Die Einsatzgebiete der Grenzschutzagentur
Wer Frontex in den Sozialen Medien folgt, trifft täglich auf Bilder von Frontex-Aktivitäten an den EU-Aussengrenzen. Beamt*innen lachen in die Kamera, die Agentur wirbt sogar für Diversität im Einsatz. Die Bilder sind irreführend, weil sie die Gewalt verschweigen, die dieses Regime für migrierende Menschen bedeutet. Aber auch, weil sie nur einen kleinen Teil der laufend zunehmenden Aktivitäten und Einsatzgebiete der Agentur aufzeigen. Neben den Einsätzen an der EU-Aussengrenze, ist Frontex auch mitverantwortlich für die Auslagerung des EU-Migrationsregimes in Drittstaaten, aber auch für Ausschaffungen. Und durch das verbreiten ihrer Risikoanalysen ist sie wichtige Treiberin des rassistischen Narrativs, das Migration als militärische Bedrohung beschreibt. Der Aufstieg von Frontex macht im Hauptquartier in Warschau bemerkbar. Dort hat die Agentur scheinbar Platzprobleme und plant einen gigantischen Neubau für seine Aktivitäten. Kostenpunkt: 140 Millionen Euro.
Grenzschutz und Ausschaffungen
Frontex führt Grenzkontrolloperationen im gesamten Mittelmeerraum und in den Balkanländern durch. Grenzschutzbeamt*innen und von Frontex eingesetzte Mitarbeiter*innen waren zahlreichen Enthüllungen zufolge wiederholt direkt und indirekt in illegale Pushbacks verwickelt. Basierend auf Schilderungen von Betroffenen und Recherchen von aktivistischen Netzwerken entstanden in den vergangenen Monaten zahlreiche Berichte über die Rolle von Frontex und deren Beteiligung an der Gewalt gegen Migrant*innen. Als Folge wurden unterschiedliche Untersuchungen gegen die Umtriebe der Agentur eröffnet – bisher jedoch mit zaghaften Resultaten. Zudem rüstet Frontex lokale Grenzschutzbehörden aus und auf und stattet sie mit wichtigem Know-how aus. Insbesondere rund um Überwachung und auf strategischer Ebene. Damit interveniert sie nicht nur in problematischer Weise in konfliktreiche Grenzregionen und heizt lokale Konflikte wieder auf, sondern stattet die lokalen Behörden zusätzlich mit wichtigen Instrumenten im System der Migrationsabwehr aus – neben personellen Ressourcen, unter anderem mit Überwachungstechnik, migrationsbezogenen Datenbanken und Einsatzfahrzeugen aller Art.

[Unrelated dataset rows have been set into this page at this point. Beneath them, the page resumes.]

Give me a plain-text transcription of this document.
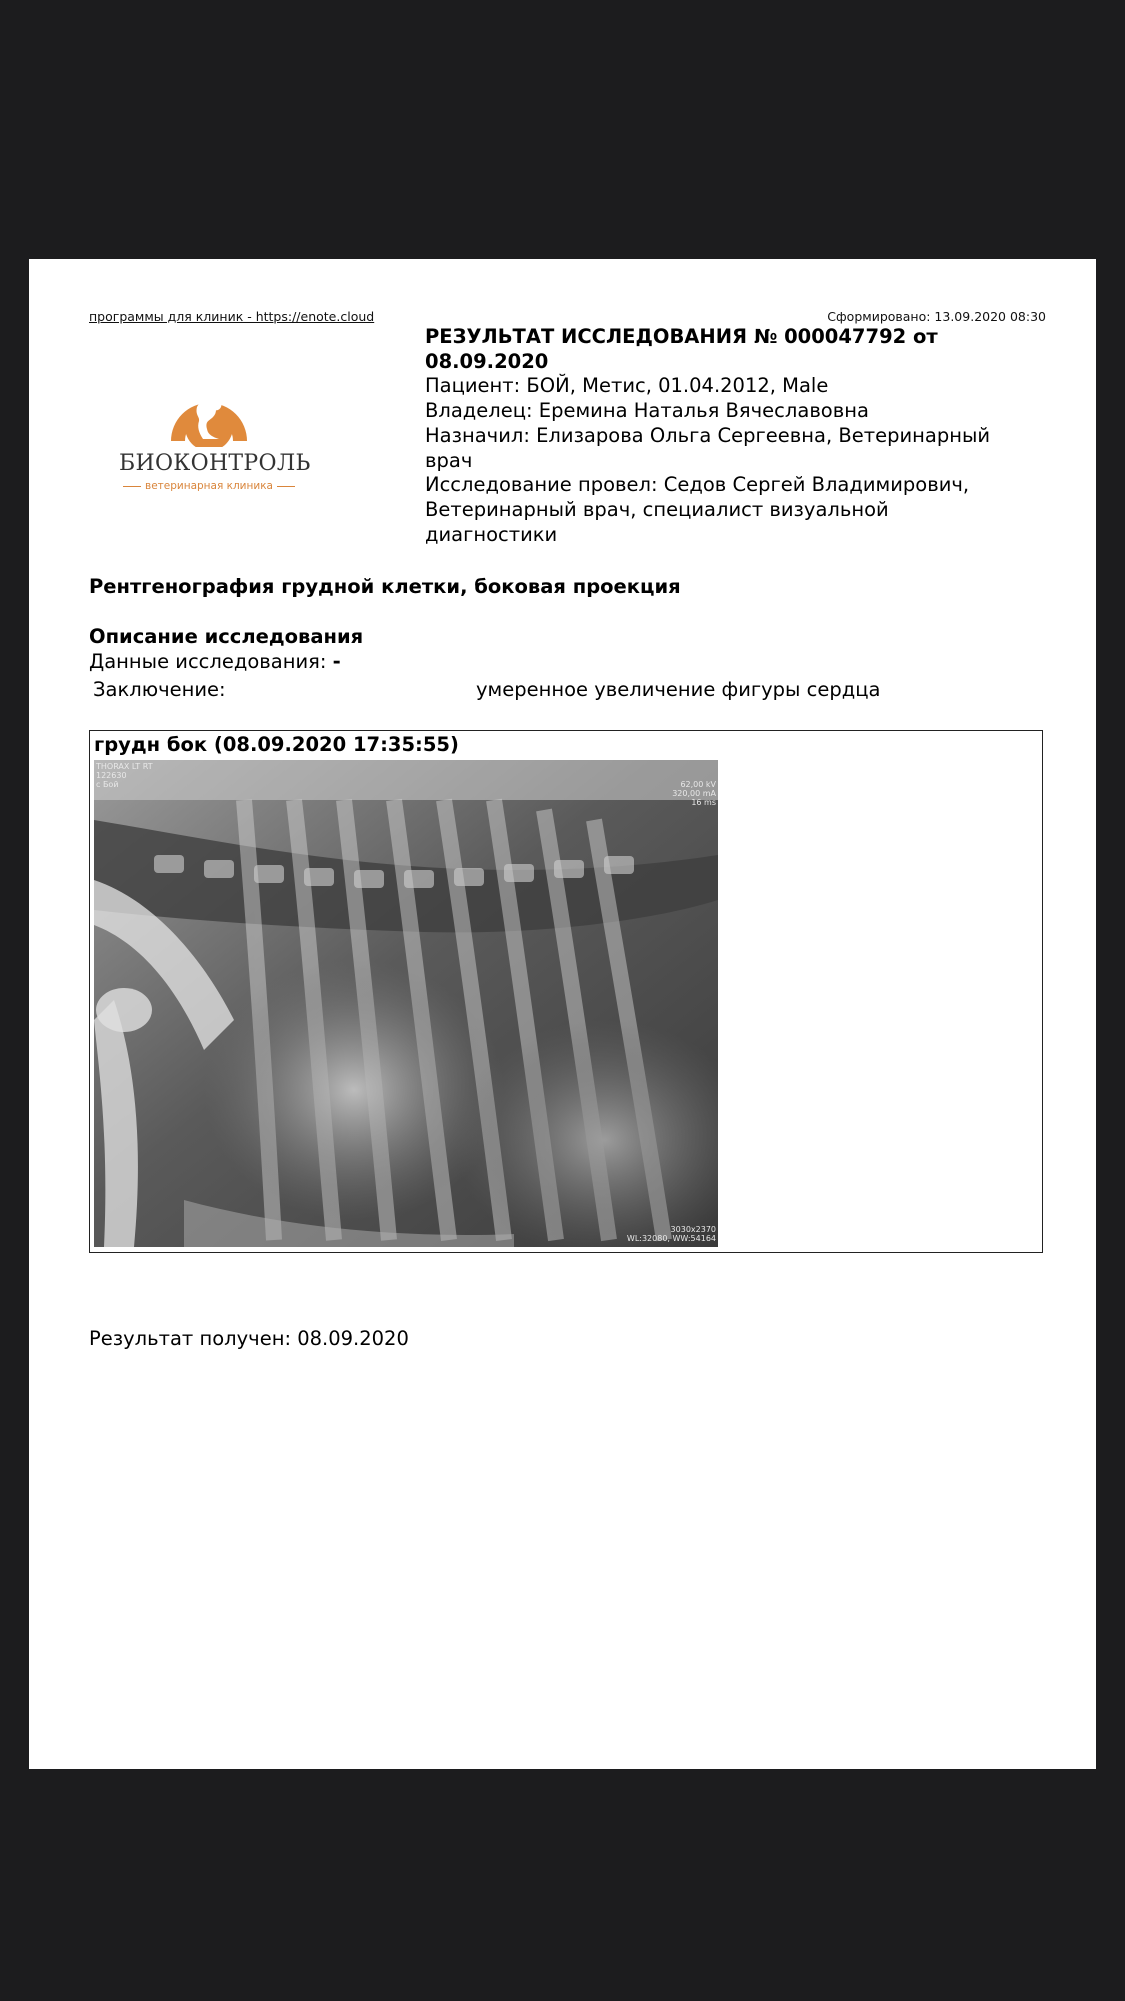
программы для клиник - https://enote.cloud	Сформировано: 13.09.2020 08:30
БИОКОНТРОЛЬ
ветеринарная клиника
РЕЗУЛЬТАТ ИССЛЕДОВАНИЯ № 000047792 от
08.09.2020
Пациент: БОЙ, Метис, 01.04.2012, Male
Владелец: Еремина Наталья Вячеславовна
Назначил: Елизарова Ольга Сергеевна, Ветеринарный
врач
Исследование провел: Седов Сергей Владимирович,
Ветеринарный врач, специалист визуальной
диагностики
Рентгенография грудной клетки, боковая проекция
Описание исследования
Данные исследования: -
Заключение:	умеренное увеличение фигуры сердца
грудн бок (08.09.2020 17:35:55)
THORAX LT RT
122630
с Бой	62,00 kV
320,00 mA
16 ms
3030x2370
WL:32080, WW:54164
Результат получен: 08.09.2020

Doch Frontex ist nicht nur an den EU-Aussengrenzen tätig, sondern auch in den Städten seiner Mitgliedstaaten: Sie hilft bei der Planung und Durchführung von Ausschaffungen in der gesamten EU. Während dem Ausschaffungen grundlegend Akte der Gewalt sind, gibt es zudem eine Vielzahl an Berichten von Gewalt bei Ausschaffungsflügen von Frontex. Die Agentur fungiert als "Rückführungsagentur" der EU, koordiniert gemeinsame Ausschaffungsflüge aus EU-Ländern, hilft bei der sogenannten "freiwilligen" Rückkehr und übt Druck auf Nicht-EU-Länder aus, abgeschobene Flüchtlinge wieder aufzunehmen. Kürzlich sorgte einer dieser Flüge auch in der Schweiz für Aufsehen: ein Ausschaffungsflug ins Bürgerkriegsland Äthiopien. Trotz kurzfristig organisiertem Widerstand der äthiopischen Gemeinschaft und migrationspolitischen Netzwerken hob die Maschine letztendlich ab.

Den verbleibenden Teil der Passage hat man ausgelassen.